Le blanchissement des anémones de mer met en péril les poissons-clowns

Selon une étude scientifique internationale – menée par une équipe de scientifiques de France, du Chili, du Danemark et du Royaume-Uni qui a travaillé au CRIOBE, station de recherche en Polynésie française – qui vient de paraitre dans la revue Functional Ecology, le réchauffement climatique, en constante augmentation, à un impact sur les récifs coralliens mais plus particulièrement sur le comportement et la physiologie des poissons-clowns.

Le blanchissement des anémones de mer met en péril les poissons-clowns | Criobe

Les travaux de recherche du Criobe, avaient déjà démontrés précédemment l’impact du blanchissement des coraux causé par le réchauffement climatique sur les écosystèmes. Cette nouvelle étude révèle que ce blanchissement intervient également sur les anémones de mer avec des effets cascades sur les poissons-clowns. Au-delà de cette espèce, 12% des poissons de récifs vivent en association avec les anémones qui sont mis en danger par le réchauffement climatique, une incidence donc réelle pour toutes les activités humaines lié aux poissons récifaux, du tourisme à l’alimentation.

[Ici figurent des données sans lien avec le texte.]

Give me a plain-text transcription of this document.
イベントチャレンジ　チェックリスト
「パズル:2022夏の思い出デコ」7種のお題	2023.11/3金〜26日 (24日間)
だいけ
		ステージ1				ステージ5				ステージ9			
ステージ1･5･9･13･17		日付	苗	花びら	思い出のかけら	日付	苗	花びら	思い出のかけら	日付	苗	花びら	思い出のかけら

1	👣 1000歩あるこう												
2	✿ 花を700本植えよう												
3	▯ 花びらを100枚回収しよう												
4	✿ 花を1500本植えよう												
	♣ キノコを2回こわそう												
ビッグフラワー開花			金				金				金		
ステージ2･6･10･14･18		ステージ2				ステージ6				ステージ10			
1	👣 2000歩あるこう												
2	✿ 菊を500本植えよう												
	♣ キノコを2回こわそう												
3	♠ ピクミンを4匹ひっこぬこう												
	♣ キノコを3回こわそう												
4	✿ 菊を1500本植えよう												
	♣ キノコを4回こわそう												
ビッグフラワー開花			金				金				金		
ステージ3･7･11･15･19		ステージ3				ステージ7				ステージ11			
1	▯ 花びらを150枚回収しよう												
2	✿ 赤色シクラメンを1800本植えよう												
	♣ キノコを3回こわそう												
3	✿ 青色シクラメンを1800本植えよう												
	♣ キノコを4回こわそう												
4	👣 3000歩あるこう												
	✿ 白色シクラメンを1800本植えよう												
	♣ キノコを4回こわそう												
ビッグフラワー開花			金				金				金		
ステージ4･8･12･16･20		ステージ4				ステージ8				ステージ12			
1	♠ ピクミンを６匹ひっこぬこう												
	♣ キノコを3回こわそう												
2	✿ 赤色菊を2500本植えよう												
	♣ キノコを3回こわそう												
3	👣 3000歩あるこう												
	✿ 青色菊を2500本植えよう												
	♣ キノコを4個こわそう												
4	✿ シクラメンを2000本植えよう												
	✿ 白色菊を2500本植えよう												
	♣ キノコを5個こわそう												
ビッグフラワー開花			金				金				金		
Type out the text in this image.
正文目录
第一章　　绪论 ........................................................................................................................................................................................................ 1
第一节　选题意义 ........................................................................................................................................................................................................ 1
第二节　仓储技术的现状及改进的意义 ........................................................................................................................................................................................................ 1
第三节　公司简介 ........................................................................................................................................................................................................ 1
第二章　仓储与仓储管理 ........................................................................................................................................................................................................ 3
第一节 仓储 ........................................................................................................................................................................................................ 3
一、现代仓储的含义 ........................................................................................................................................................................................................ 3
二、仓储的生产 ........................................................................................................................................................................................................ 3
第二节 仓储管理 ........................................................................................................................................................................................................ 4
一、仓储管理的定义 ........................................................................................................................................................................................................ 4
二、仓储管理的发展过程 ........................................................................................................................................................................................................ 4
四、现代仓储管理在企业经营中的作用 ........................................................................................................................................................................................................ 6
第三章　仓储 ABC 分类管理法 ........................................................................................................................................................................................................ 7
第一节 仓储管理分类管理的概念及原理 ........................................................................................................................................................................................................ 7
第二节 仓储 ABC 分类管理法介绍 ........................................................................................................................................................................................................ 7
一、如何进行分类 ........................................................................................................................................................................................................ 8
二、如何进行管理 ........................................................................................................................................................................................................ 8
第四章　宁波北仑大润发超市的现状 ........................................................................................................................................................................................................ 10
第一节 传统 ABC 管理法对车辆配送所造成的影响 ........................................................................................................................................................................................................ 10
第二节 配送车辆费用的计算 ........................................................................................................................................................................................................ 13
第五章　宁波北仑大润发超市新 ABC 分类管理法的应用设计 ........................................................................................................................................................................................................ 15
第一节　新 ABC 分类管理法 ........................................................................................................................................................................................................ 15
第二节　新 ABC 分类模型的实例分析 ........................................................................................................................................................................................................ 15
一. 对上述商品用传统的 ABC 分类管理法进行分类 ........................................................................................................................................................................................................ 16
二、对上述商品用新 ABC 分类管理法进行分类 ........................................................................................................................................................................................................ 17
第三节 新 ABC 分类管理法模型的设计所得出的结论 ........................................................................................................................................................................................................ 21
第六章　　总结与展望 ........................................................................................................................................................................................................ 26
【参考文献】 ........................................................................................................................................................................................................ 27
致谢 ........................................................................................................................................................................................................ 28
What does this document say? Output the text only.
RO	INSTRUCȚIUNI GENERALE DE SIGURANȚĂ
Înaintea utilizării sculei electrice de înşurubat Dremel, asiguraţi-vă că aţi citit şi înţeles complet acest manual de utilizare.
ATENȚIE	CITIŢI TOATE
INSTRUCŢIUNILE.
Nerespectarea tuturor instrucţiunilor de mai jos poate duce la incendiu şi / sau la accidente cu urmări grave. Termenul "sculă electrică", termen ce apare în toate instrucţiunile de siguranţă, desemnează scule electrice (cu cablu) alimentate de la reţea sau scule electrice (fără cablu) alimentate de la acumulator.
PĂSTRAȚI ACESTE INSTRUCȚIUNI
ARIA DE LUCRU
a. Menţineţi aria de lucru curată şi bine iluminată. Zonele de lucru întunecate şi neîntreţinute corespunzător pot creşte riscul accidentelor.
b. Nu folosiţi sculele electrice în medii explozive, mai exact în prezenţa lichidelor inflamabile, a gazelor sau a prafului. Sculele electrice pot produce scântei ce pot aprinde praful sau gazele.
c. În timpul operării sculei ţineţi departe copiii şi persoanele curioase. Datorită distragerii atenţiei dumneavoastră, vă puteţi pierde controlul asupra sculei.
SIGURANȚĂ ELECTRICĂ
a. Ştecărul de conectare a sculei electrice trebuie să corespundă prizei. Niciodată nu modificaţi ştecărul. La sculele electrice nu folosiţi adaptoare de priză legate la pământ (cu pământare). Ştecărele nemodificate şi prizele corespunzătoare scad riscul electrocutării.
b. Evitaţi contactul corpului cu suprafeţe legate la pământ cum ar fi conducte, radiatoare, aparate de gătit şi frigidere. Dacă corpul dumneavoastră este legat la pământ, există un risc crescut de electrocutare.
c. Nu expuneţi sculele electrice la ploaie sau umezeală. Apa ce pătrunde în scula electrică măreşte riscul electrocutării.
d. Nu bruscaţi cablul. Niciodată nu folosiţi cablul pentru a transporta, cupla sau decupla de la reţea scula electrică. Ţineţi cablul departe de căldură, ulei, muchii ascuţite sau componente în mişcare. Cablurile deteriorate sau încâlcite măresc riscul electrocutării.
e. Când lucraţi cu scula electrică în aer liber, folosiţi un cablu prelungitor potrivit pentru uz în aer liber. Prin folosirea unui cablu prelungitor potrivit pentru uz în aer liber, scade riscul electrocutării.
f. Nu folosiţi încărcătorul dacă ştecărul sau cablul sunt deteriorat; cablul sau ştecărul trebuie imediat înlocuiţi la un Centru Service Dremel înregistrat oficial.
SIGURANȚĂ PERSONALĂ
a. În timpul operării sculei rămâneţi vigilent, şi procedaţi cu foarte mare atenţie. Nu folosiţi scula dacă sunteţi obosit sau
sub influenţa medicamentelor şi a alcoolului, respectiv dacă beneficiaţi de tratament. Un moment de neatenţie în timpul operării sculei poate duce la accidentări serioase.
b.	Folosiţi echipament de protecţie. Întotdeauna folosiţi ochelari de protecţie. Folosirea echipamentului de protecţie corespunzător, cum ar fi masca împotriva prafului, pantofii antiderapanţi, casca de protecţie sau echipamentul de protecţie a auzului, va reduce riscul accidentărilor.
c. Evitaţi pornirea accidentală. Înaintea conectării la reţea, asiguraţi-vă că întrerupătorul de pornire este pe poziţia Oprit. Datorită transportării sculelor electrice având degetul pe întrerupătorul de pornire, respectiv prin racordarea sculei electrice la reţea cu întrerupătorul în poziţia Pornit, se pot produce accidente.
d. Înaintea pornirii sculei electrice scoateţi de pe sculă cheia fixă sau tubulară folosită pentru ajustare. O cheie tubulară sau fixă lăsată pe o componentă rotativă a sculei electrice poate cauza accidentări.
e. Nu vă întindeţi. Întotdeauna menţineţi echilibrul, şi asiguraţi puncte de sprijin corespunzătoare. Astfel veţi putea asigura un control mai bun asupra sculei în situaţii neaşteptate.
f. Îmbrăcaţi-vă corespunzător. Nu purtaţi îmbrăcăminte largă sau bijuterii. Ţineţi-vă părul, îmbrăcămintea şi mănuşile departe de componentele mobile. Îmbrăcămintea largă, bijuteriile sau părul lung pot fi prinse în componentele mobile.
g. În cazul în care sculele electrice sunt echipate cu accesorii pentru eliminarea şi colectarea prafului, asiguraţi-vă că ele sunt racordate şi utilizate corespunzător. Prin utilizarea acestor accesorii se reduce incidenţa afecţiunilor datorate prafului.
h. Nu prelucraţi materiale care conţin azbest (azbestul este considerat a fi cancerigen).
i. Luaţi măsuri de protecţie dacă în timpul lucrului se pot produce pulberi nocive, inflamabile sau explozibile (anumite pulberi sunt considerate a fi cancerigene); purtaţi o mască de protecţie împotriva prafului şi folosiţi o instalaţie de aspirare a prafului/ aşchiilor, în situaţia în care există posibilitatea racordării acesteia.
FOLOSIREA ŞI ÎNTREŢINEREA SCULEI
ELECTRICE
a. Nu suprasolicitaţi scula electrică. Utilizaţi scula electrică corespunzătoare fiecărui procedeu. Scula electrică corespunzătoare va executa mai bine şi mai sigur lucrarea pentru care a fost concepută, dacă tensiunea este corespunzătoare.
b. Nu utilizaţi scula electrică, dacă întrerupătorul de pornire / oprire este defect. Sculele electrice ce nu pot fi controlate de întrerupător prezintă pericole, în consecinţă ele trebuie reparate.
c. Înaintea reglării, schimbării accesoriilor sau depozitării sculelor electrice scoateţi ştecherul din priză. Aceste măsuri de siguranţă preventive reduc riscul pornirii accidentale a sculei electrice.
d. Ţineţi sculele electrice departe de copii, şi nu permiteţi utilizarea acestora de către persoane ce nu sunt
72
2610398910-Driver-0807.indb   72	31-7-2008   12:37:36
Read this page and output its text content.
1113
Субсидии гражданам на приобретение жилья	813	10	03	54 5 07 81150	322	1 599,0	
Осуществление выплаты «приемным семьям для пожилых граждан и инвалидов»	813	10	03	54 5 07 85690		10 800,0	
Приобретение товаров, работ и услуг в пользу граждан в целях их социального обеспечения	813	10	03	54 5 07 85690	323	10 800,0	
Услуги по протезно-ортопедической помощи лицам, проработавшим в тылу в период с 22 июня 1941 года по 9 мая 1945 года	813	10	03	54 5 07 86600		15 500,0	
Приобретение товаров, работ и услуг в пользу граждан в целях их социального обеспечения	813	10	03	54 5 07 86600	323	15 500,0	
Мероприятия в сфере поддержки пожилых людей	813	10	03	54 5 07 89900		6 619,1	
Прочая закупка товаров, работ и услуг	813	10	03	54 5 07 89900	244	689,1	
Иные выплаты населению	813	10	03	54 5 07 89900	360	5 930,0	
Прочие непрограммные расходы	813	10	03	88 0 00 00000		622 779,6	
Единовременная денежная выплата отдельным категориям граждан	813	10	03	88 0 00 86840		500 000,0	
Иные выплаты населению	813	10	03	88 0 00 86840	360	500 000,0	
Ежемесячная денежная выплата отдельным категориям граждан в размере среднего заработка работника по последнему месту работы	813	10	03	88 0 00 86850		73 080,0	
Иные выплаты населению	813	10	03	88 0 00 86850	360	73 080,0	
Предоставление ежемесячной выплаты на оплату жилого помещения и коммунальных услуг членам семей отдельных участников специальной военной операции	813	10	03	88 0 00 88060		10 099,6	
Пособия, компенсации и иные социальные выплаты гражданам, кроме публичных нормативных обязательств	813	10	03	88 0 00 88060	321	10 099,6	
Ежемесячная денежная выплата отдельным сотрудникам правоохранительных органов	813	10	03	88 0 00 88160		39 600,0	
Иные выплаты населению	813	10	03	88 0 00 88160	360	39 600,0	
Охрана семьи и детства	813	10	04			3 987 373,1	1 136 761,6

Comme les humains, de nombreux animaux ont une maison, c’est-à-dire un abri où ils se sentent à l’aise, en sécurité et ont facilement accès à la nourriture. Sur les récifs tropicaux, par exemple, les anémones abritent les poissons-clowns. Les tentacules urticants des anémones sont l’endroit idéal où les poissons-clowns se cachent des prédateurs, se nourrissent et se déplacent, grandissent, se reproduisent et pondent leurs œufs. Cependant, le changement climatique provoque des évènements massifs de blanchissements d’anémones dans le monde entier. Lorsque les anémones blanchissent, elles ne perdent pas seulement leur couleur, mais aussi les algues qui vivent dans leurs tissus et qui fournissent de l’énergie aux anémones et aux poissons-clowns. Suite à une hausse de la température de l’eau et au blanchissement, les anémones peuvent survivre, mais la phase de récupération peut être longue et durer plusieurs mois.

Une équipe internationale

Une équipe de scientifiques de France, du Chili, du Danemark et du Royaume-Uni a travaillé au CRIOBE, une station de recherche de Polynésie française, pour comprendre comment les poissons-clowns réagissent lorsque leur maison est endommagée par le changement climatique, c’est-à-dire lorsque leur anémone est blanchie. « Nous avons récemment découvert qu’une exposition de deux semaines au blanchissement augmente le métabolisme des juvéniles de poissons-clowns », a déclaré Suzanne Mills, directrice d’études à l’École pratique des hautes études (EPHE) PSL Université Paris, CRIOBE, France. « Comme le blanchissement peut durer plusieurs mois dans la nature, nous voulions comprendre s’il y a des effets cascades sur le comportement, la physiologie et la croissance des juvéniles ou si les poissons-clowns sont capables de s’acclimater à vivre dans une anémone blanchie ».

L’équipe internationale a exposé 47 juvéniles de poissons-clowns sauvages à des anémones blanchies, ainsi qu’à des anémones saines, pendant plusieurs mois dans le lagon de Moorea. L’équipe a mesuré le comportement, le métabolisme et la croissance des poissons après un mois de vie dans des maisons saines ou blanchies. Chaque mesure a été répétée un mois plus tard, c’est-à-dire après deux mois d’exposition. Enfin, la survie des poissons-clowns a été suivie pendant neuf mois. À partir de cette expérience, les scientifiques ont constaté que les poissons vivant dans des anémones blanchies pendant plus d’un mois diminuent progressivement leur métabolisme, réduisent leur croissance et modifient leur comportement, devenant ainsi moins actifs.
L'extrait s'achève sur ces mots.